# "Bow" Voting Thread



## Chesters Daughter (Jan 15, 2019)

*AS PREVIOUSLY ANNOUNCED, IF YOU ENTER THE CHALLENGE, YOU MUST CAST AT LEAST ONE VOTE IN THE POLL. FAILURE TO COMPLY WILL RESULT IN YOUR ENTRY BEING DISQUALIFIED.

*Welcome to another "kid in the candy shop" voting poll! Please read all of the *entries*, and then proceed to cast votes for as many delicious pieces as you see fit, but you may not vote for your own work. *If you vote for yourself, your entry will be disqualified.

*All entries are eligible for critique which should be posted in this thread save for critique on entries that are posted on the secure board. I've created a thread for those who wish to critique secure entries which may be accessed *here*. Please be mindful of where your critique is being posted so that the first rights of entrants are not compromised. 

I remind everyone that all critique, and responses to it, must be directed solely at the work. Any comments that veer into the personal will be promptly removed upon discovery and will result in appropriate moderation for the poster. There will be no baiting, flaming, or trolling in this thread, or its partner on the secure board.
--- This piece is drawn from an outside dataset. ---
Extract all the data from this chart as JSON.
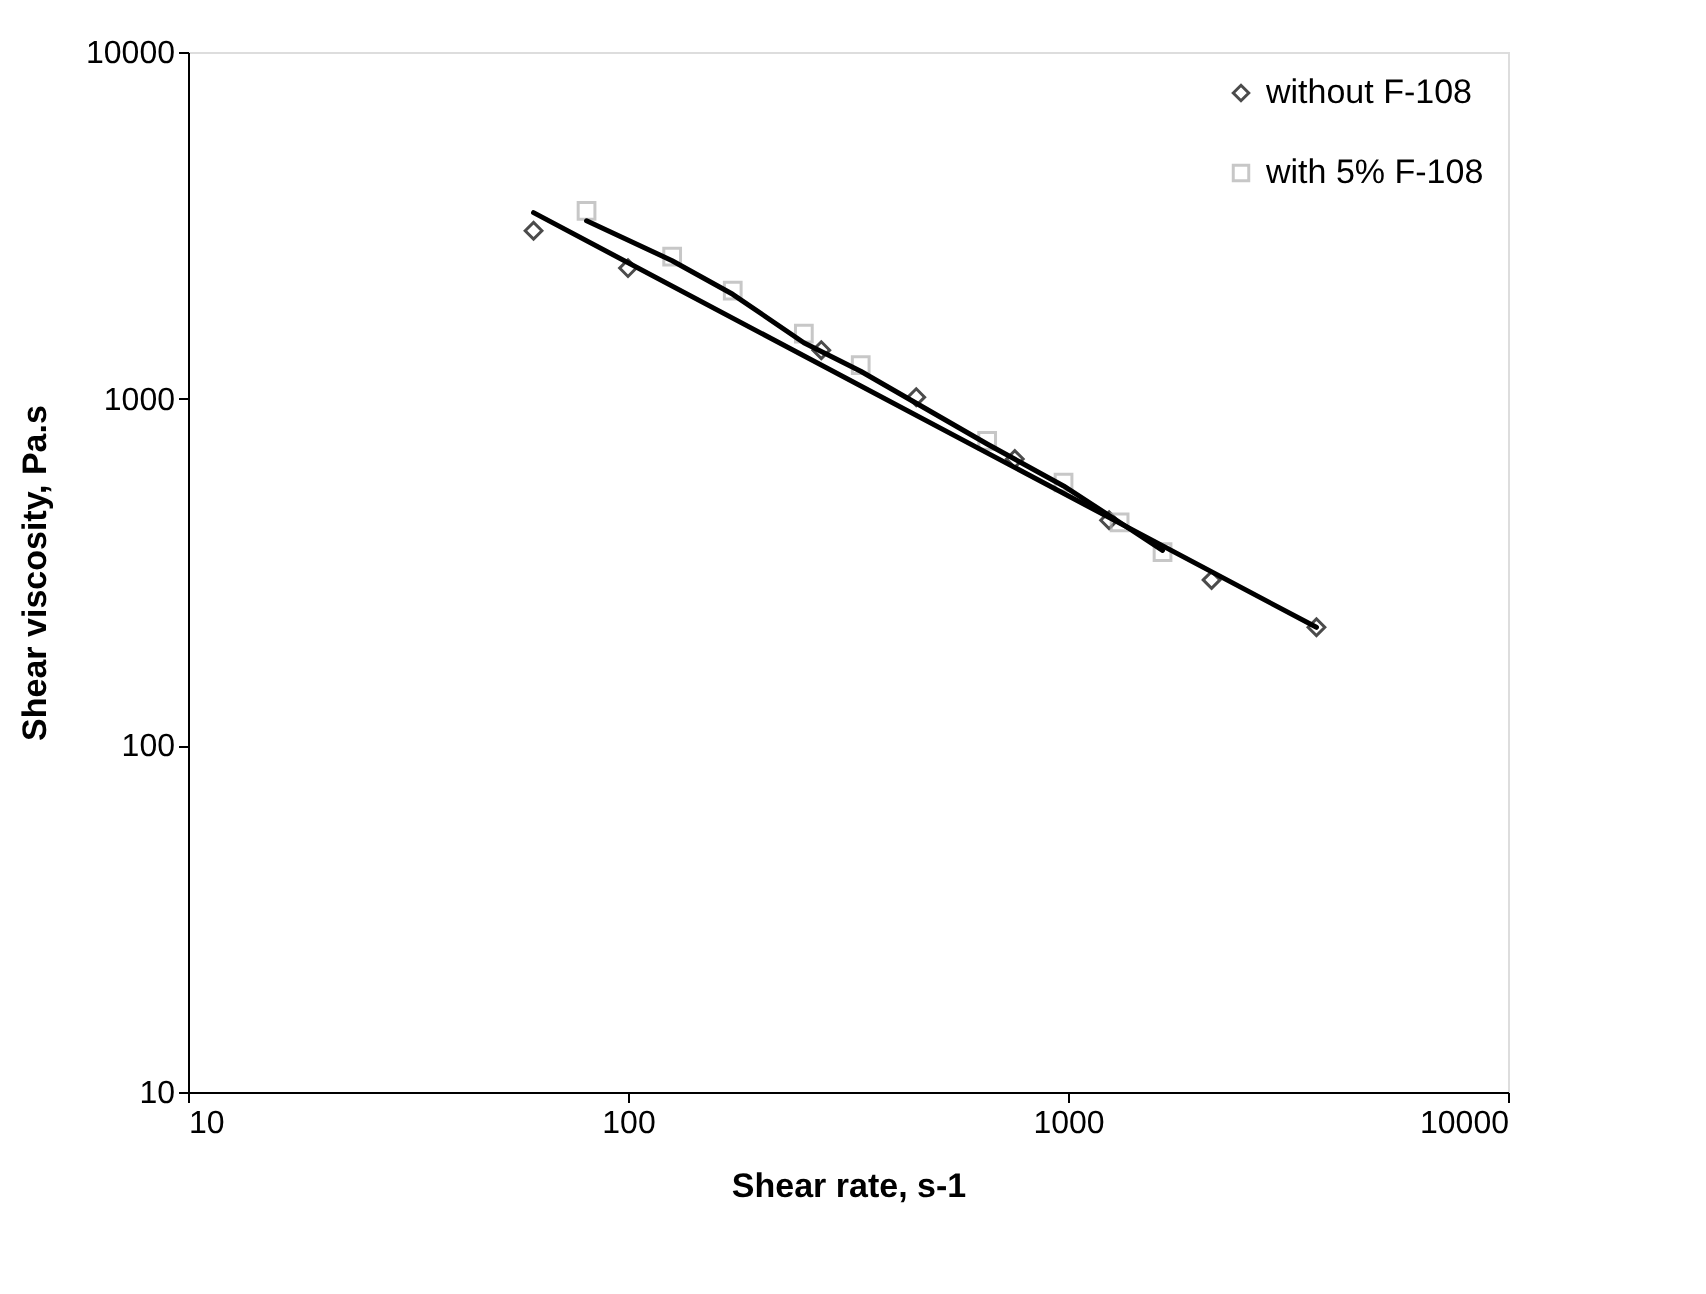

You have ten days to make your selections. This poll will close on *January** 25th at 7:00pm EST.

Best of luck to all entrants!

And remember, it's all you can eat, so choose as many as you desire!

Please also remember that once the poll has closed, and the results have been officially revealed, you may post your entry on either of the Poetry boards for additional feedback.

*


----------



## -xXx- (Jan 22, 2019)

no, really.
there is something for everyone.
take a minute, read & vote.
please and thanks.


----------



## Pelwrath (Jan 25, 2019)

Hey PiP, congrats on your great poem and win!


----------



## clark (Jan 25, 2019)

PiP m'dear--a great little piece and a just victory! CON:champagne:GRATULATIONS!


----------



## Gumby (Jan 25, 2019)

Congratulations PiP! Well done  you!


----------



## Chesters Daughter (Jan 25, 2019)

Aw guys, ya killin' me. Connectivity issues kept me from being here earlier, and I can't move these posts to the winner's thread because they will push my opening post down as they were posted earlier. That said, please visit the winner's thread and congratulate PiP again if at all possible. Danke, darlings.


----------



## PiP (Jan 26, 2019)

Thanks, guys. The win was totally unexpected against such stiff competition. Clark, your poem made me laugh and got my vote


----------